Learning from Less Data: Perception and Synthesis
Files
Publication or External Link
Date
Authors
Advisor
Citation
DRUM DOI
Abstract
Machine learning techniques have transformed various fields, particularly in computer vision. However, they typically require vast amounts of labeled data for training, which can be costly and impractical. This dependency on data highlights the importance of research into data efficiency. In this thesis, we present advancements in data-efficient deep learning within the contexts of visual perception and visual generation tasks.
In the first half of the thesis, we focus on data efficiency in visual perception. Specifically, we tackle the challenge of semantic segmentation in autonomous driving, assuming limited access to labeled data in both the target and related domains. we propose self-supervised learning solutions to enhance segmentation performance in unstructured and adverse weather conditions, ultimately extending to a more generalized approach that is on par with methods using immense amounts of labeled data, achieving up to 30% improvements over prior work. Next, we address data efficiency for autonomous aerial vehicles, specifically in video action recognition. Here, we integrate concepts from signal processing into neural networks, achieving both data and computational efficiency. Additionally, we propose differentiable learning methods for these representations, resulting in 8-38% improvements over previous work.
In the second half of the thesis, we will delve into data efficiency in visual generation. First, we focus on efficient generation of aerial-view images, utilizing pretrained models to create aerial perspectives from input scenes in a zero-shot manner. By incorporating techniques from classical computer vision and information theory, our work enables the generation of aerial images from complex, real-world inputs without requiring any 3D or paired data during training or testing. The approaches are on par with concurrent methods that use vast amounts of 3D data for training.
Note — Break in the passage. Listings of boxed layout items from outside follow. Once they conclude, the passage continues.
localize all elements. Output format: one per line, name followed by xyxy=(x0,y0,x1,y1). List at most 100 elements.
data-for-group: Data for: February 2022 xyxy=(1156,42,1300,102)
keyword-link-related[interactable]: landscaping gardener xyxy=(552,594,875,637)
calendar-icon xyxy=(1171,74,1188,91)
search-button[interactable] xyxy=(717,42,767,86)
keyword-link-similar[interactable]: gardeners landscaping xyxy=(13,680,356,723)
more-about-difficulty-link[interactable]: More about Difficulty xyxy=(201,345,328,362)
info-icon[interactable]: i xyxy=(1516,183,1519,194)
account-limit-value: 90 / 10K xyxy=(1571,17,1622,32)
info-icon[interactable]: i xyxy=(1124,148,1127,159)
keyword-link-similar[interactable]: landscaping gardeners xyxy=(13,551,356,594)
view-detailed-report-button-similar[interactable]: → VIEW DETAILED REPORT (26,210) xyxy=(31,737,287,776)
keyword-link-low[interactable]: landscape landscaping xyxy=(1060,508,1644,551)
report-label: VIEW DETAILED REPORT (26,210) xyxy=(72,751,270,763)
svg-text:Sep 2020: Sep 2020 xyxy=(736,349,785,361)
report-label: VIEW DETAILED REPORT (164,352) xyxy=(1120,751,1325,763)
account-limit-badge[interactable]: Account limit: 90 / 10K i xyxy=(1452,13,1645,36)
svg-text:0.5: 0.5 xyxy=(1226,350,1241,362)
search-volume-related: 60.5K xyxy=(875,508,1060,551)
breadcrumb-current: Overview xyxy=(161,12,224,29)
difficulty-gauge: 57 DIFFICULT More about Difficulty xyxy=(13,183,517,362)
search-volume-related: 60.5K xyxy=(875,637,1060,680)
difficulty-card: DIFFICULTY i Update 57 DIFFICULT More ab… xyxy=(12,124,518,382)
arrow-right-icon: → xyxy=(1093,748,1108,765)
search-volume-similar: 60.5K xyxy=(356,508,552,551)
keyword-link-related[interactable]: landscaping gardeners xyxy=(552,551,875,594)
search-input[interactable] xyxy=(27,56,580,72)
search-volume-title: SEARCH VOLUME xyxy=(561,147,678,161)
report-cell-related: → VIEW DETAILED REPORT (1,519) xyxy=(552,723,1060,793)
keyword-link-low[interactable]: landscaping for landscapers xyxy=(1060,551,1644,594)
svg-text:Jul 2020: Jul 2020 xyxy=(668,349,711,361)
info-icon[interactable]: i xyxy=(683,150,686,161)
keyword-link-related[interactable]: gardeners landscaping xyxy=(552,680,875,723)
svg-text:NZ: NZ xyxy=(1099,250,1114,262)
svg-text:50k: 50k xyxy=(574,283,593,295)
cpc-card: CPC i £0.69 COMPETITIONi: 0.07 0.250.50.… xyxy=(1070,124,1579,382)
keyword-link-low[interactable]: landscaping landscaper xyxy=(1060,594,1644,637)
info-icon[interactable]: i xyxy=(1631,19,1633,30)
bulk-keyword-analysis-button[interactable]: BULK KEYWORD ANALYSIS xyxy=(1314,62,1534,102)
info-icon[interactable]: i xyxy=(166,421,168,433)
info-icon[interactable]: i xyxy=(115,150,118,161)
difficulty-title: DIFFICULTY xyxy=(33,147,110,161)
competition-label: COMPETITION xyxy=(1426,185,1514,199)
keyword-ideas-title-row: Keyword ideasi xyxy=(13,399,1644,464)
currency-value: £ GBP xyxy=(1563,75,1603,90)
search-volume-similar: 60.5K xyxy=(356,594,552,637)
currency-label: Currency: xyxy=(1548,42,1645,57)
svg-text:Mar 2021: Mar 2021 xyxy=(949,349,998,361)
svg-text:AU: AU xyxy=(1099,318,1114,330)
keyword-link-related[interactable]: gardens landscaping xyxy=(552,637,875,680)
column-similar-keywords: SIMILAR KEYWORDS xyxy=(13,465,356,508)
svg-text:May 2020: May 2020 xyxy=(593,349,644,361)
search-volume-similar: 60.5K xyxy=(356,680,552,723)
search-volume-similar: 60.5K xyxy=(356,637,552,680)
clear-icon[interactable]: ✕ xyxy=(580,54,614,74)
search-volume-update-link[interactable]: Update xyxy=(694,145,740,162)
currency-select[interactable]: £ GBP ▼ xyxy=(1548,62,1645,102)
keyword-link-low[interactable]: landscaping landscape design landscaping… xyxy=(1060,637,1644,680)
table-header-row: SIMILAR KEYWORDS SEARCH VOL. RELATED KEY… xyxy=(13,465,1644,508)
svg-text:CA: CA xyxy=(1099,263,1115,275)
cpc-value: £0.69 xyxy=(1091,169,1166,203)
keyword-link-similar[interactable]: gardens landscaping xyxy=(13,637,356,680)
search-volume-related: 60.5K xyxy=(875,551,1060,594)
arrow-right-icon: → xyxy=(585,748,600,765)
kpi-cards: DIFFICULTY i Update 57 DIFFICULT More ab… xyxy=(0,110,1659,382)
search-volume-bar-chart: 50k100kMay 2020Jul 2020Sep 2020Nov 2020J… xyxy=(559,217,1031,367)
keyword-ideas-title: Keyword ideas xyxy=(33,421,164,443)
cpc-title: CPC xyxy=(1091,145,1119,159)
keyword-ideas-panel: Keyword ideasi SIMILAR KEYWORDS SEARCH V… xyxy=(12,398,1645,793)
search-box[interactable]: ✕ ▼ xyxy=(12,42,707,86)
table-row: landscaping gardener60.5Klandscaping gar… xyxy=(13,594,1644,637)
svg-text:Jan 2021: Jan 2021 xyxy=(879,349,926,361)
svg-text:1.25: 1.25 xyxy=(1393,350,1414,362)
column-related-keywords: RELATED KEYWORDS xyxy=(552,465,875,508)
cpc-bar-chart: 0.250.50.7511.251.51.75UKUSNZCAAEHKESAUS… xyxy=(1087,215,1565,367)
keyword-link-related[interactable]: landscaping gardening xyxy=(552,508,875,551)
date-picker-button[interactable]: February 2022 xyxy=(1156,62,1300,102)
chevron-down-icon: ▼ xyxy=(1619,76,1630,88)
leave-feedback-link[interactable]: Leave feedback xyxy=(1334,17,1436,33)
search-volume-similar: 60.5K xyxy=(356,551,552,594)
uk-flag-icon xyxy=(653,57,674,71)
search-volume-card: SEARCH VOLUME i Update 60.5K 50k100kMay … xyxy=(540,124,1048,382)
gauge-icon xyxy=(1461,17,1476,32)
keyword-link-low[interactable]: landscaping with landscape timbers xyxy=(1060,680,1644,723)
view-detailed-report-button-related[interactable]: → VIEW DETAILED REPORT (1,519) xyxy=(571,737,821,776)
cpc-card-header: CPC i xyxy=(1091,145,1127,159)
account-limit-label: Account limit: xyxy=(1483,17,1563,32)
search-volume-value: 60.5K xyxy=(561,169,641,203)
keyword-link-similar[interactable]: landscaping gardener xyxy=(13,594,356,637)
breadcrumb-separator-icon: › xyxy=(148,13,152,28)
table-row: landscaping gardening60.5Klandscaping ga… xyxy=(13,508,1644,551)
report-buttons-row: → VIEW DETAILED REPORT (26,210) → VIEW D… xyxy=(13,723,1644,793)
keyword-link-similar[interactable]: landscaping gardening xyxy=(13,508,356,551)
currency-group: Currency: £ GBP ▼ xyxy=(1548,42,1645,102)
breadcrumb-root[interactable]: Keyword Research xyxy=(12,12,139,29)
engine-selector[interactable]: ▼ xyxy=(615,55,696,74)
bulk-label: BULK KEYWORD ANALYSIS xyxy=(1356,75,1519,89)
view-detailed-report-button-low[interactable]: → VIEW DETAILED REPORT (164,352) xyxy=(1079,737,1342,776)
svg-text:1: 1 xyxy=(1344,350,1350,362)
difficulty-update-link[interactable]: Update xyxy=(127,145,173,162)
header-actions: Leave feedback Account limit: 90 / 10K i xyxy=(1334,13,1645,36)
Next, we focus on zero-shot personalized image and video generation, aiming to create content based on custom concepts. we propose methods that leverage prompting to generate images and videos at the intersection of various manifolds corresponding to these concepts and pretrained models, with applications in subject-driven action transfer and multi-concept video customization. These solutions are among the first in this area, showing significant improvements over baselines and related work. These approaches are also data and compute efficient, relying solely on pretrained models without the need for additional training data. Finally, we introduce a fundamental prompting solution inspired by techniques from finance and economics, demonstrating how insights from different fields can effectively address similar mathematical challenges.